[The Navy as a Fighting Machine by Bradley A. Fiske]@TWC D-Link bookThe Navy as a Fighting Machine CHAPTER VI 10/16
Fisher brought about vital changes in the organization, methods, and even the spirit of the navy.
He depleted the overgrown foreign squadrons, concentrated the British force in powerful fleets near home, established the War College, inculcated the study of strategy and tactics, appointed Sir Percy Scott as inspector of target practice, put the whole weight of his influence on the side of gunnery and efficiency, placed officers in high command who had the military idea as distinguished from the idea of the "blue-water school," and imbued the entire service with the avowed idea that they must get ready to fight to the death, not the French navy, with its easy-going methods, but the German navy, allied perhaps with some other.
At the admiralty he introduced methods analogous to those of the General Staff, to maintain the navy ready for instant service at all times, to prepare and keep up to date mobilization plans in the utmost detail, and to arrange plans for the conduct of war in such wise that after a war should break out, all the various probable situations would have been studied out in advance. The work required at the admiralty, and still more in the fleet--night and day and in all weathers--taxed mental and physical endurance to the limit; but the result was complete success; for when war broke out on the 1st of August, 1914, the British navy was absolutely ready.
Many complaints have appeared in print about the unreadiness of Great Britain; but no one who knows anything of the facts supposes that these criticisms include Great Britain's navy.

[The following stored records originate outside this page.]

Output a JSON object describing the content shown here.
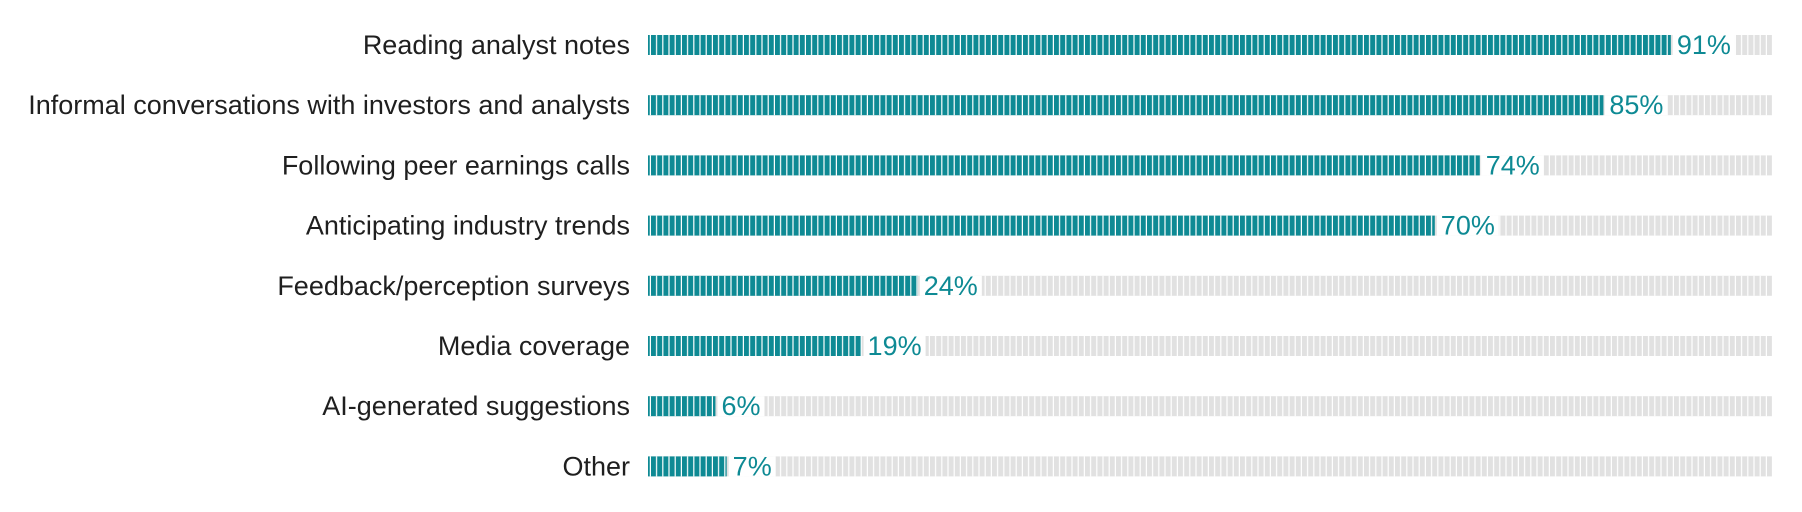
{
  "chart_data": {
    "type": "bar",
    "orientation": "horizontal",
    "categories": [
      "Reading analyst notes",
      "Informal conversations with investors and analysts",
      "Following peer earnings calls",
      "Anticipating industry trends",
      "Feedback/perception surveys",
      "Media coverage",
      "AI-generated suggestions",
      "Other"
    ],
    "values": [
      91,
      85,
      74,
      70,
      24,
      19,
      6,
      7
    ],
    "value_labels": [
      "91%",
      "85%",
      "74%",
      "70%",
      "24%",
      "19%",
      "6%",
      "7%"
    ],
    "xlim": [
      0,
      100
    ],
    "unit": "%",
    "grid": false,
    "legend": "none",
    "colors": {
      "bar": "#0e8a94",
      "track": "#e1e1e1",
      "segment_divider": "#ffffff",
      "label": "#1f1f1f",
      "value_label": "#0e8a94"
    }
  }
}
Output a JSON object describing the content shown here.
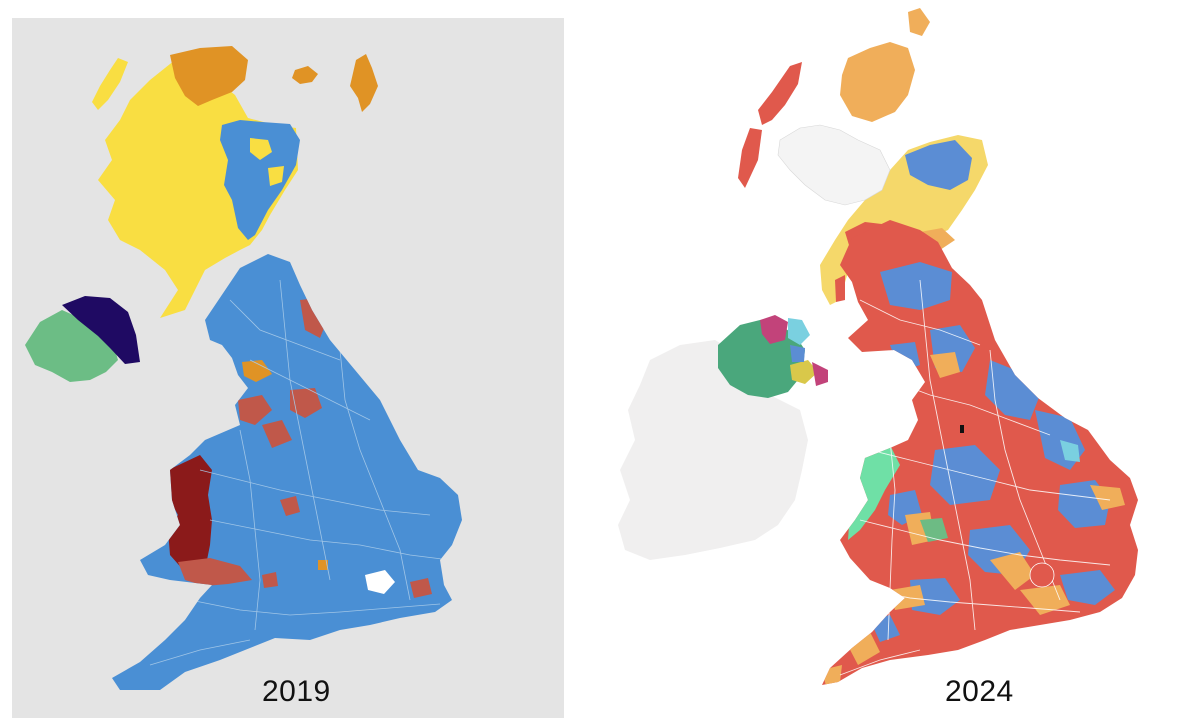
{
  "maps": [
    {
      "year_label": "2019",
      "colors": {
        "background": "#e4e4e4",
        "conservative": "#4a8fd4",
        "snp": "#f9de42",
        "libdem": "#e09325",
        "dup": "#1f0a63",
        "sinn_fein": "#6cbd85",
        "labour_wales": "#8b1a1a",
        "labour": "#c0584a"
      }
    },
    {
      "year_label": "2024",
      "colors": {
        "ireland": "#f0efef",
        "labour": "#e0594c",
        "conservative": "#5b8dd4",
        "libdem": "#f0ae5a",
        "snp": "#f5d86a",
        "highlands": "#f4f4f4",
        "plaid": "#6fe0a6",
        "green": "#6dbb84",
        "dup": "#c2437a",
        "sinn_fein": "#4aa77c",
        "alliance": "#d9c84a",
        "reform": "#7ad0e0"
      }
    }
  ]
}
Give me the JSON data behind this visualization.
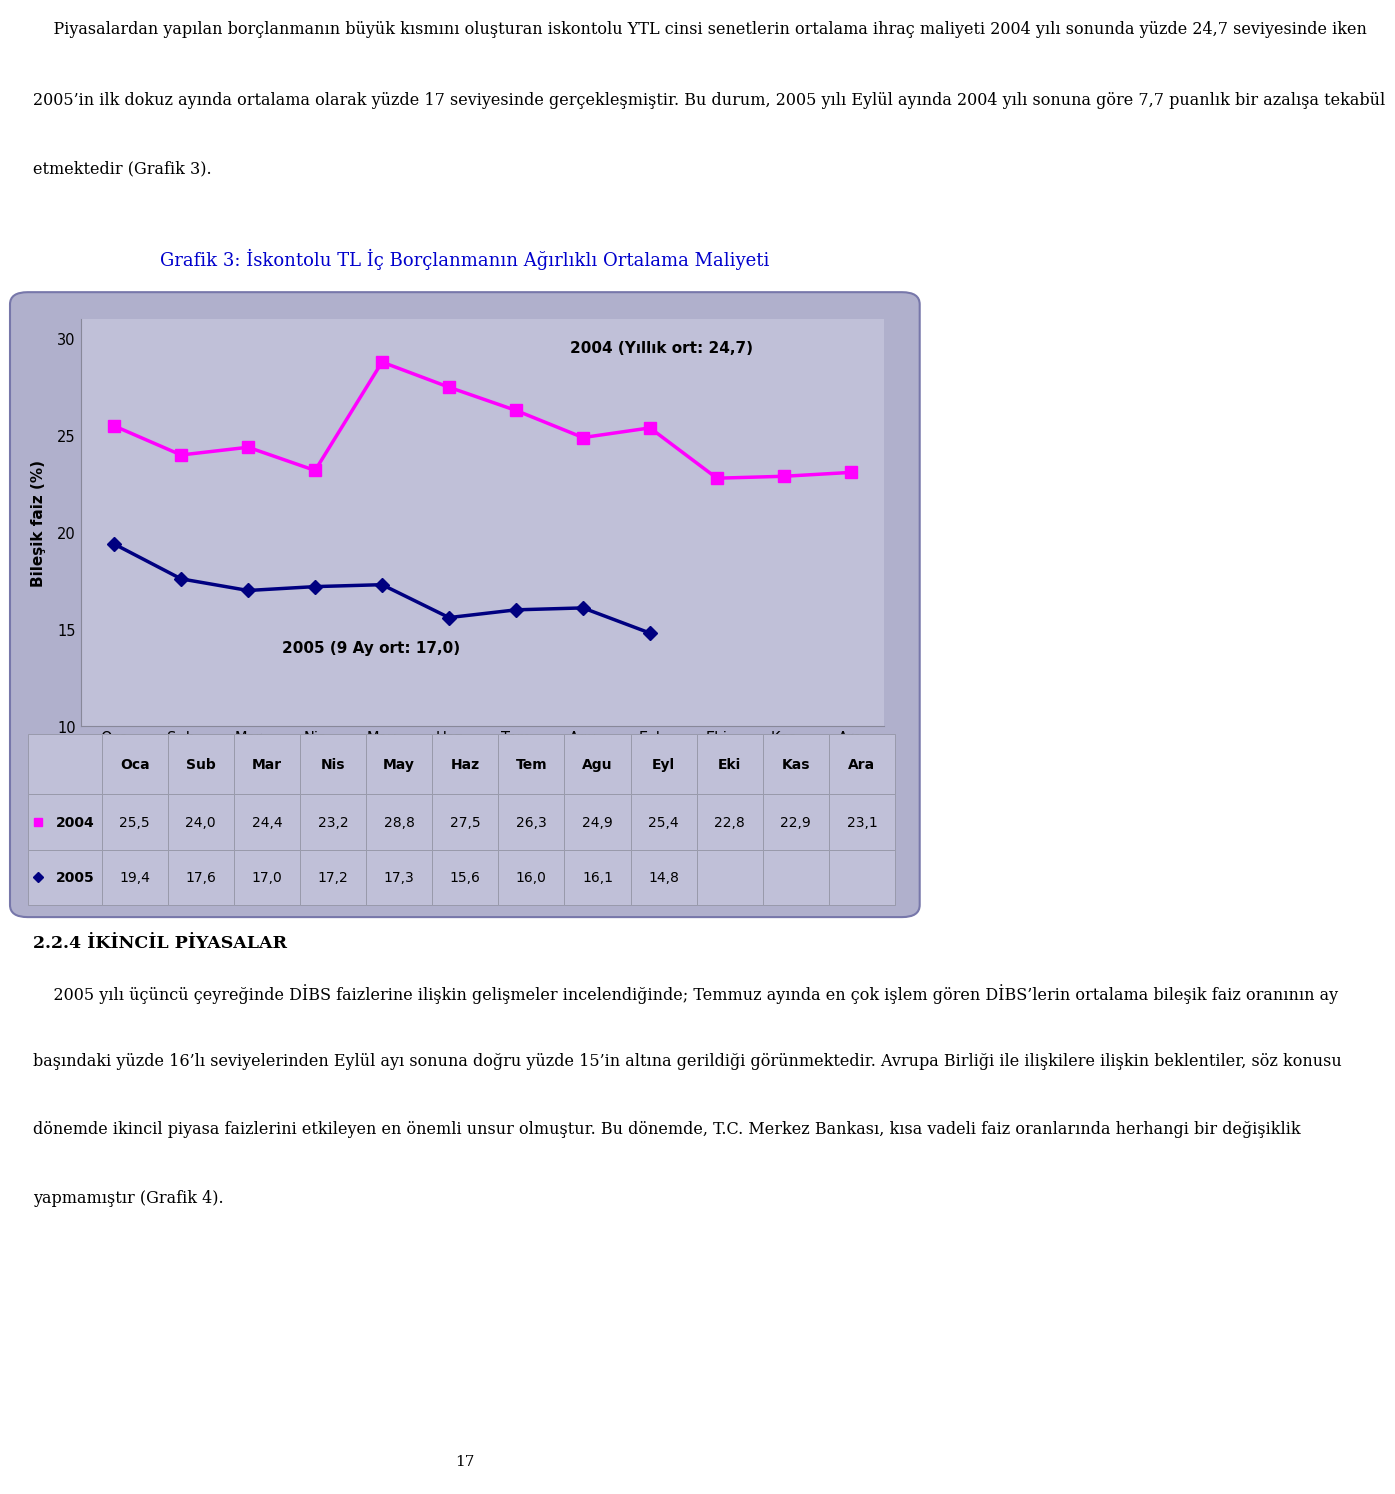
{
  "title": "Grafik 3: İskontolu TL İç Borçlanmanın Ağırlıklı Ortalama Maliyeti",
  "title_color": "#0000CC",
  "ylabel": "Bileşik faiz (%)",
  "months": [
    "Oca",
    "Sub",
    "Mar",
    "Nis",
    "May",
    "Haz",
    "Tem",
    "Agu",
    "Eyl",
    "Eki",
    "Kas",
    "Ara"
  ],
  "data_2004": [
    25.5,
    24.0,
    24.4,
    23.2,
    28.8,
    27.5,
    26.3,
    24.9,
    25.4,
    22.8,
    22.9,
    23.1
  ],
  "data_2005": [
    19.4,
    17.6,
    17.0,
    17.2,
    17.3,
    15.6,
    16.0,
    16.1,
    14.8,
    null,
    null,
    null
  ],
  "color_2004": "#FF00FF",
  "color_2005": "#000080",
  "label_2004": "2004 (Yıllık ort: 24,7)",
  "label_2005": "2005 (9 Ay ort: 17,0)",
  "ylim_min": 10,
  "ylim_max": 31,
  "yticks": [
    10,
    15,
    20,
    25,
    30
  ],
  "table_header": [
    "",
    "Oca",
    "Sub",
    "Mar",
    "Nis",
    "May",
    "Haz",
    "Tem",
    "Agu",
    "Eyl",
    "Eki",
    "Kas",
    "Ara"
  ],
  "table_row_2004": [
    "2004",
    "25,5",
    "24,0",
    "24,4",
    "23,2",
    "28,8",
    "27,5",
    "26,3",
    "24,9",
    "25,4",
    "22,8",
    "22,9",
    "23,1"
  ],
  "table_row_2005": [
    "2005",
    "19,4",
    "17,6",
    "17,0",
    "17,2",
    "17,3",
    "15,6",
    "16,0",
    "16,1",
    "14,8",
    "",
    "",
    ""
  ],
  "section_title": "2.2.4 İKİNCİL PİYASALAR",
  "page_number": "17",
  "top_text_lines": [
    "    Piyasalardan yapılan borçlanmanın büyük kısmını oluşturan iskontolu YTL cinsi senetlerin ortalama ihraç maliyeti 2004 yılı sonunda yüzde 24,7 seviyesinde iken",
    "2005’in ilk dokuz ayında ortalama olarak yüzde 17 seviyesinde gerçekleşmiştir. Bu durum, 2005 yılı Eylül ayında 2004 yılı sonuna göre 7,7 puanlık bir azalışa tekabül",
    "etmektedir (Grafik 3)."
  ],
  "bottom_text_lines": [
    "    2005 yılı üçüncü çeyreğinde DİBS faizlerine ilişkin gelişmeler incelendiğinde; Temmuz ayında en çok işlem gören DİBS’lerin ortalama bileşik faiz oranının ay",
    "başındaki yüzde 16’lı seviyelerinden Eylül ayı sonuna doğru yüzde 15’in altına gerildiği görünmektedir. Avrupa Birliği ile ilişkilere ilişkin beklentiler, söz konusu",
    "dönemde ikincil piyasa faizlerini etkileyen en önemli unsur olmuştur. Bu dönemde, T.C. Merkez Bankası, kısa vadeli faiz oranlarında herhangi bir değişiklik",
    "yapmamıştır (Grafik 4)."
  ]
}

The United States navy in the early part of this century occupied, relatively to others, a very ill-defined position; but the increased interest taken in it by our people after the Spanish War, combined with the destruction of the flower of the Russian fleet in the Russo-Japanese War, and the crushing blow inflicted on the French navy by the maladministration of Camille Pelletan, resulted in placing our navy, about three years ago, in a position second only to Great Britain's--a position which it recently has lost.
Owing to a common origin and language, our navy has always followed the British navy, though at a somewhat respectful distance; and while it is true that in point of mechanical inventions we are ahead, in seamanship, navigation, and engineering on a par, and in gunnery and tactics not far behind, yet we must admit that in policy and in policy's first cousin, strategy, we are very far in the rear. There are many reasons why this should be, the first being that the British navy has nearly always lived under more stimulating conditions than we, because the probability of war has seemed greater, and because the United States has underestimated what reasonable probability there has been, and failed to realize how tremendously difficult would be the task of getting ready for it.